A suitable low sugar nutritional drink was recommended to drink twice daily in between meals.
It was also recommended that the client drink fluids in between meals and not to drink a cup of tea before bed.
The nutritional supplement and an electrolyte replacement was organized through DVA so the cost was covered by this organization. The client was instructed to go to his GP who would write out a script for these items once DVA had given its authority. The cost of the appointment was covered by DVA and a review appointment was made for 3 weeks.
Three weeks later the client returned and stated that he had a significant improvement in his dumping and reflux symptoms and had gained 1.1kg. He was feeling better hydrated and had more energy but still wasn’t at his best. His wife was keen to obtain some cake recipes that were suitable alternatives to the ones that she previously cooked.

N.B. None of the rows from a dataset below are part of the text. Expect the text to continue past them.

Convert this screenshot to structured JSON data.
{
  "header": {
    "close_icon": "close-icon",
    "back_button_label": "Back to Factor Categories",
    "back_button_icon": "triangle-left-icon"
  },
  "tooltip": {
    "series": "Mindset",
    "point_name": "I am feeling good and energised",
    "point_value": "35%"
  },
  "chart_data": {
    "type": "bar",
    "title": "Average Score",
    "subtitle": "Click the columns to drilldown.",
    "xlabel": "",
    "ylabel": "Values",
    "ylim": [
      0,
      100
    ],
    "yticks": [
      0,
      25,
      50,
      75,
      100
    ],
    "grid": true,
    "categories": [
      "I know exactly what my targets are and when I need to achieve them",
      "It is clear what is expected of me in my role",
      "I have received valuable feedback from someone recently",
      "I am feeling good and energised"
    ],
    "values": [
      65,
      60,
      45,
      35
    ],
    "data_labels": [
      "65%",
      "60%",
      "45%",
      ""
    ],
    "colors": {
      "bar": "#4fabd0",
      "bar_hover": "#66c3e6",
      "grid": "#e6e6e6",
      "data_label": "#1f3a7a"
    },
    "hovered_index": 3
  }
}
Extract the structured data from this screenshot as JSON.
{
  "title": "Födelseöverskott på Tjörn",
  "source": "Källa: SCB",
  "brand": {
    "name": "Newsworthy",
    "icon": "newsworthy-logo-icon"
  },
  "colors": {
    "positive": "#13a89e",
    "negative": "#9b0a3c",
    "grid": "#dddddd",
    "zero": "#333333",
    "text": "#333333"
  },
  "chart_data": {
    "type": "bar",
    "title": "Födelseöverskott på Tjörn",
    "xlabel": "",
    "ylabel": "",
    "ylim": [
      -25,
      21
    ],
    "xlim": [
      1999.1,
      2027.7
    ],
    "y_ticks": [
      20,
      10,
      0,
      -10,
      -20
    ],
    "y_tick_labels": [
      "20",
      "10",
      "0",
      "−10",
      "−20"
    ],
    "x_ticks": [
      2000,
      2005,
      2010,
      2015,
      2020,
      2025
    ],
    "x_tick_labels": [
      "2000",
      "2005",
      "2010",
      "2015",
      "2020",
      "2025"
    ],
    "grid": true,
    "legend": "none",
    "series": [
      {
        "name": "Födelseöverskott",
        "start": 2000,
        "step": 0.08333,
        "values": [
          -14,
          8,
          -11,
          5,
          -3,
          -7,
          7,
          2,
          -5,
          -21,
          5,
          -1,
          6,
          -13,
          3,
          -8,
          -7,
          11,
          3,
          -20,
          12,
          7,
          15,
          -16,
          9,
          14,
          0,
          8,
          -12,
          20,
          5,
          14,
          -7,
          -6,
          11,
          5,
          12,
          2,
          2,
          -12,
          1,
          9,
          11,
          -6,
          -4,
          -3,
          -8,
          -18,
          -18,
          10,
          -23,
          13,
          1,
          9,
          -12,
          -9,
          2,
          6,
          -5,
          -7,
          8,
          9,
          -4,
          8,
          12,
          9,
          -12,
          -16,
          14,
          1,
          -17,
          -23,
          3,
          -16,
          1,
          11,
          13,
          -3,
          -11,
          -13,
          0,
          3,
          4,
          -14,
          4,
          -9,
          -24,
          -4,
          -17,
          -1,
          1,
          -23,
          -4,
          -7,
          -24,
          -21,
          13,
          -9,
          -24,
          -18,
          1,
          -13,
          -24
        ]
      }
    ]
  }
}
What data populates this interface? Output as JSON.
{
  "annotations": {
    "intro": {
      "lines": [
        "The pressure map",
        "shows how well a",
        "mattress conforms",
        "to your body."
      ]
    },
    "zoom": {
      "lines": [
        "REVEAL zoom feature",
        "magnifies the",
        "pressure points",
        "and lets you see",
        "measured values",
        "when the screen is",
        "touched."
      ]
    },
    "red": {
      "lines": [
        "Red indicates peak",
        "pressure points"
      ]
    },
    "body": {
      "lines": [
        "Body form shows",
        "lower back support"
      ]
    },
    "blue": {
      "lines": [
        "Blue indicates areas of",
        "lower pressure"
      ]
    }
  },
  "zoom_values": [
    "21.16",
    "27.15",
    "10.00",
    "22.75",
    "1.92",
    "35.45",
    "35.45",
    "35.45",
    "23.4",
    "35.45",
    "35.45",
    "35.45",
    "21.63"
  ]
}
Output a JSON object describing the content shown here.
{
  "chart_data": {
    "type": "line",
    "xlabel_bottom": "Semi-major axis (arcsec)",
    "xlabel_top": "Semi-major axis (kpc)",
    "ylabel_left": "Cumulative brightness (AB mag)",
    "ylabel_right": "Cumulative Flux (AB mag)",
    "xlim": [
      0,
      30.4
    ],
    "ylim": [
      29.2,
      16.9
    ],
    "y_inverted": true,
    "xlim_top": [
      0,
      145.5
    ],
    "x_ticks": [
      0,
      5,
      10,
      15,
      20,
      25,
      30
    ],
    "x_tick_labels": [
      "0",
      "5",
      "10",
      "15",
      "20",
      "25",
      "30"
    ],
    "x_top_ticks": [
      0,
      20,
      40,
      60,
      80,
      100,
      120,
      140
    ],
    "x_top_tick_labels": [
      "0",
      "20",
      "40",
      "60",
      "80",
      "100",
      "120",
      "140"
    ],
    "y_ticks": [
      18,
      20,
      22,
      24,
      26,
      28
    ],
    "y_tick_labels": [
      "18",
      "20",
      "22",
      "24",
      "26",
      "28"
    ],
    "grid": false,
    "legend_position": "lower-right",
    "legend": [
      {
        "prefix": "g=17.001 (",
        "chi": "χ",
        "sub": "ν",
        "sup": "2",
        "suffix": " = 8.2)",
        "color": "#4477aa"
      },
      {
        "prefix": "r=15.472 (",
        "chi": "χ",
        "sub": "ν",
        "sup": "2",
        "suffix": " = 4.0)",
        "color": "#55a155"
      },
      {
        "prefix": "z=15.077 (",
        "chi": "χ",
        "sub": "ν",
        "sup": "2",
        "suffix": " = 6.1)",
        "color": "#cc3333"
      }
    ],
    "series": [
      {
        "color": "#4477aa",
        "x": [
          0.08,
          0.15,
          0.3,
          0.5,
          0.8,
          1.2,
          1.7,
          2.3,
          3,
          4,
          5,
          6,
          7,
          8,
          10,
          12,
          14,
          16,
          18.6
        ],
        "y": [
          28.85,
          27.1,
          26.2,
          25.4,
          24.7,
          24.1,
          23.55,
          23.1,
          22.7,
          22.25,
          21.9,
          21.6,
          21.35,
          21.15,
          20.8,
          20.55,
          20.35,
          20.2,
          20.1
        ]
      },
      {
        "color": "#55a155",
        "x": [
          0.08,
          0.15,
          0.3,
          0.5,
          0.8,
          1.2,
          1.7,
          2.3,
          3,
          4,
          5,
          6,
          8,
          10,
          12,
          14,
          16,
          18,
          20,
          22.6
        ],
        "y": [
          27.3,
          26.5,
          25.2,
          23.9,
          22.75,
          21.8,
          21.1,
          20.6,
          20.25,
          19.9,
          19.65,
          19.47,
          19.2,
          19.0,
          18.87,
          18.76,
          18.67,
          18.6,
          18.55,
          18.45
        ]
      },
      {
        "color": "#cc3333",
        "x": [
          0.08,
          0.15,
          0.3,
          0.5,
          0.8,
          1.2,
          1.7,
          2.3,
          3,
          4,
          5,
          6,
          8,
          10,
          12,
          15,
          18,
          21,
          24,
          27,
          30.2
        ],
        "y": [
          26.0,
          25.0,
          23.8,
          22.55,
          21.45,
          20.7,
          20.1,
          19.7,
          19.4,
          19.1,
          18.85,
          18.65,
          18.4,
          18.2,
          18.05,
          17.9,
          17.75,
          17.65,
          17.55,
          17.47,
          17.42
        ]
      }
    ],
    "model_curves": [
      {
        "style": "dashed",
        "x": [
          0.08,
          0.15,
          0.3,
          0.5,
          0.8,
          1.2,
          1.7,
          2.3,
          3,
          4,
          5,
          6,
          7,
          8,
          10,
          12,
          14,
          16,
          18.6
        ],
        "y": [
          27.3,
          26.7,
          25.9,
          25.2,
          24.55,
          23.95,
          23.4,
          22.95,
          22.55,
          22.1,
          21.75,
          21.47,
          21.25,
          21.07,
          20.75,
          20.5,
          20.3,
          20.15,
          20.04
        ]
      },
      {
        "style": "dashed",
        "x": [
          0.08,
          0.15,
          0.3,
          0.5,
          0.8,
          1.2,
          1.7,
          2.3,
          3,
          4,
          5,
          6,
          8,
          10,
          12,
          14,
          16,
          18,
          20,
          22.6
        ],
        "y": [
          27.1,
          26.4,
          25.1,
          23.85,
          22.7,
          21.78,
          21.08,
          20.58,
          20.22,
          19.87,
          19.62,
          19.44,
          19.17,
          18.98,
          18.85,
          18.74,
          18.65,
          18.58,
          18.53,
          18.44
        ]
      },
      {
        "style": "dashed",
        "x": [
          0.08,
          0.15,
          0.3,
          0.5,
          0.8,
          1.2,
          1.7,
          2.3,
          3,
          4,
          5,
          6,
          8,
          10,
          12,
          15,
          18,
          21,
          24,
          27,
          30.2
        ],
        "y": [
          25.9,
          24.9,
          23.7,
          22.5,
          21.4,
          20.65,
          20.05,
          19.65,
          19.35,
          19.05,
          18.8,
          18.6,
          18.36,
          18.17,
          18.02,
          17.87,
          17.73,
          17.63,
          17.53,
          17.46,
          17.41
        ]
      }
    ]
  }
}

Low sugar, nutritious recipe ideas were given and it was recommended that the client continue the electrolyte replacer and nutritional drinks with the knowledge that more could be ordered through DVA when the current supply had run out.
It was recommended that the client see his GP to organize a blood work up to check iron, B12, folate, albumin, total protein, calcium, vitamin D and zinc levels. It was recommended that a copy of the results be sent to SWNS for assessment.
The client is currently reviewed regularly by SWNS. His weight, blood results and any other nutrition related issues are monitored and addressed during each consultation.